Only last week my esteemed colleague Jake van der Kamp was complaining that there is altogether too much consensus among the Business Post's columnists. Commentators are not meant to be a harmonious society.
Well, Jake, you've got your wish for a healthy dose of adversarial scrappiness, because today the back page is going to pick a fight with the front page.
In his column today, Jake pours a bucket of cold water over the boss of the Hong Kong Monetary Authority, Norman Chan Tak-lam, who warned last week that Hongkongers were in danger of trying to live beyond their means.
Among other things, Chan is worried that private consumption is growing faster than incomes, and that the city's level of household debt is rising, climbing to 61 per cent of Hong Kong's gross domestic product.
Jake takes issue with this warning, pointing out that debt is a stock measure while GDP measures flow. Over recent years, he points out, household debts have actually declined as a proportion of total loans.
I am not so sure he should dismiss the debt-to-GDP measure so lightly. After all, the ratio of a country's household debts to its national income clearly affects its people's ability to service those debts.
Even so, compared with other developed economies a 61 per cent debt to GDP ratio is hardly excessive. It puts Hong Kong on a par with the frugal Germans, behind Japan or South Korea, and well below wastrels like the Americans, now on 85 per cent, and the British, whose household debts stand at 90 per cent of GDP.

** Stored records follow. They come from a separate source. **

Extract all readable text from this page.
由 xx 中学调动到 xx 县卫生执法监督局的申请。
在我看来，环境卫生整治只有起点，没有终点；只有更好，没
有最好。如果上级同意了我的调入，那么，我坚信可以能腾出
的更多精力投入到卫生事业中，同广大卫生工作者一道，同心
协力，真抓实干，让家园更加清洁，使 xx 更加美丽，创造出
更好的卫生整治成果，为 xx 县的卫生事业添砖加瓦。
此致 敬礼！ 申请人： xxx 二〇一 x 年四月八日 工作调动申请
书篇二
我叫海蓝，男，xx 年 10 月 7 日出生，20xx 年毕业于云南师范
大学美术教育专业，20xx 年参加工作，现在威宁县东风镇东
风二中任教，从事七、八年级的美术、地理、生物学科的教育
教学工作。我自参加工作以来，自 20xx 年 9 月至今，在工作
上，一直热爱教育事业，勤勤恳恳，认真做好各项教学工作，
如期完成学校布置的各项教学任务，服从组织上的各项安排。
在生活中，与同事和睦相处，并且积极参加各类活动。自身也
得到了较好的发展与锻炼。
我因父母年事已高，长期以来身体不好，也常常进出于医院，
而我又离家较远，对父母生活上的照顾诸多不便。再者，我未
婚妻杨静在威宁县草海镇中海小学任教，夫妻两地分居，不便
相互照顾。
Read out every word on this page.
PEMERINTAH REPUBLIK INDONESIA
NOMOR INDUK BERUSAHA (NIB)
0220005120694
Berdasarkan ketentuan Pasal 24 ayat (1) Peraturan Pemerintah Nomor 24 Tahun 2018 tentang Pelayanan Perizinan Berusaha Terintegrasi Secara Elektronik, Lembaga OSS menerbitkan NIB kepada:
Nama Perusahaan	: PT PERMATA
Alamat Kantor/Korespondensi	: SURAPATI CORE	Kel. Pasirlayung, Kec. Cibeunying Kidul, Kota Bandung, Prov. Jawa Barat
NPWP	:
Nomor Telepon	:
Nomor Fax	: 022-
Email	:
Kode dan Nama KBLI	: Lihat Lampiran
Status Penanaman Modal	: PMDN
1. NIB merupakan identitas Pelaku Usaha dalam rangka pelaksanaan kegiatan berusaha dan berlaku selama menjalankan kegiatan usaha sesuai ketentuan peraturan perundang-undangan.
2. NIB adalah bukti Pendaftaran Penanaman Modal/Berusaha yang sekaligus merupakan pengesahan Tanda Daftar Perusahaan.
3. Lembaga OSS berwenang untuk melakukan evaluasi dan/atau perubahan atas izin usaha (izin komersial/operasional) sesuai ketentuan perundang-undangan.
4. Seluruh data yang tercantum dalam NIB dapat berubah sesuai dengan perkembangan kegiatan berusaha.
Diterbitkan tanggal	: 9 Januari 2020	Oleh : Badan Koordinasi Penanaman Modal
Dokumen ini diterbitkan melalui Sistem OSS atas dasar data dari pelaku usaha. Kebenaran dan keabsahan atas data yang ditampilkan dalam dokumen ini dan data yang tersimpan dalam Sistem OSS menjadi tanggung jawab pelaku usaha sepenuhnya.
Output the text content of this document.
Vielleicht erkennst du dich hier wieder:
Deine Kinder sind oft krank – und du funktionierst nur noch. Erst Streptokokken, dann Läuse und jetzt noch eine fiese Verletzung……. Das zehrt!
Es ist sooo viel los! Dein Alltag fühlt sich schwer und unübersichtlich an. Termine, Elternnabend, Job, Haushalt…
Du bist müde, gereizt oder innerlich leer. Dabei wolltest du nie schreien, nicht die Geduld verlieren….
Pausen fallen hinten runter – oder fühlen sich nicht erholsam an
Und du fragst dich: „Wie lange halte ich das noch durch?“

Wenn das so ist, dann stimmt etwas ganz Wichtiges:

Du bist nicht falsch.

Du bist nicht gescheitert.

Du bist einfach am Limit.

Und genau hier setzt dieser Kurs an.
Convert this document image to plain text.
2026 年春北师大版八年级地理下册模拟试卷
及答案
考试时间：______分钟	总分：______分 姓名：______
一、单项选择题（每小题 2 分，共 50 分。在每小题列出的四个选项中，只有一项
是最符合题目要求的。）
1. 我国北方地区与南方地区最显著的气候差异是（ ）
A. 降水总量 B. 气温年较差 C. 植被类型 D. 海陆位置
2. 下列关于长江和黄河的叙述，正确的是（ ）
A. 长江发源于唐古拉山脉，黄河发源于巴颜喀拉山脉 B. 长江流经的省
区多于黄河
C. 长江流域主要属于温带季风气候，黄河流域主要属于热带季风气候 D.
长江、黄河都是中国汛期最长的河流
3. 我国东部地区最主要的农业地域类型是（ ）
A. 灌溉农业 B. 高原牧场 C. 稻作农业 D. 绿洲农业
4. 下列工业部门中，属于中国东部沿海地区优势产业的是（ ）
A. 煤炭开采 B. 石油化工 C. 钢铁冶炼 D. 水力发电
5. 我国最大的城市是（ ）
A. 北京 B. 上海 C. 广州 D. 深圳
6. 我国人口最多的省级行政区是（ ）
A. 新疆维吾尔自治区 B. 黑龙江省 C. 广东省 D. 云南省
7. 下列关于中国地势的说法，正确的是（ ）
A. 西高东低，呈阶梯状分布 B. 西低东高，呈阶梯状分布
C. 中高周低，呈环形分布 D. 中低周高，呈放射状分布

What is more, I don't buy into Chan's assertion that debt has risen because of a credit-fuelled consumption binge. As the chart shows, three-quarters of the rise in Hong Kong's household debt over the past five years consists of the increase in mortgage debts. Mortgage debts, naturally enough, have risen because homes have got more expensive, while mortgages are cheap.
That does not mean we can relax, though. On current trends in US unemployment, at some point around the end of next year, the United States will begin raising interest rates.
That will mean dearer mortgages in Hong Kong, and very likely a major correction in the local property market.
Granted, thanks to modest leverage levels among home loan borrowers, the correction would have to be really big to push many families into negative equity, where the size of their mortgage debt exceeds the value of their homes.
According to Monitor's estimate, if prices fell by a third, putting them back where they were in mid-2010, only around 1,000 families would find themselves under water.
But if prices were to fall by half, dropping back to their January 2009 level, the number of borrowers in negative equity would soar to almost 60,000.
Many market-watchers are sanguine at this prospect, pointing out that almost twice as many households fell into negative equity at the bottom of the last big slump in 2003, when prices fell by two-thirds.
But even at the worst of that bear market the proportion of borrowers who got more than three months behind with their payments never climbed above 1.5 per cent.
That sounds reassuring, but alas, there is a crucial difference between that correction and the one that is coming.
Last time around, the property market crashed at a time of falling interest rates. Between the height of the bubble in late 1997 and the depths of the slump in 2003, the US Federal Reserve spent most of its time in easing mode.
HSBC's prime lending rate, the benchmark for local mortgages at the time, duly followed, falling from 9.5 per cent to just 5 per cent.
As a result, the cost of servicing a mortgage relative to household income tumbled, which meant that few households defaulted on their payments, even though the number in negative equity shot up to more than 100,000.
Next time around, the interest rate environment will not be so benign. Today, with home loans available at interest rates of just 3 per cent, the cost of servicing a mortgage typically eats up around half of household income.
When the Fed begins raising interest rates, that cost burden is going to rise, plunging many families into financial hardship - and some into default.
As a result, Norman Chan is right to be concerned about household debt levels. And Jake, admirable chap though he is, is wrong.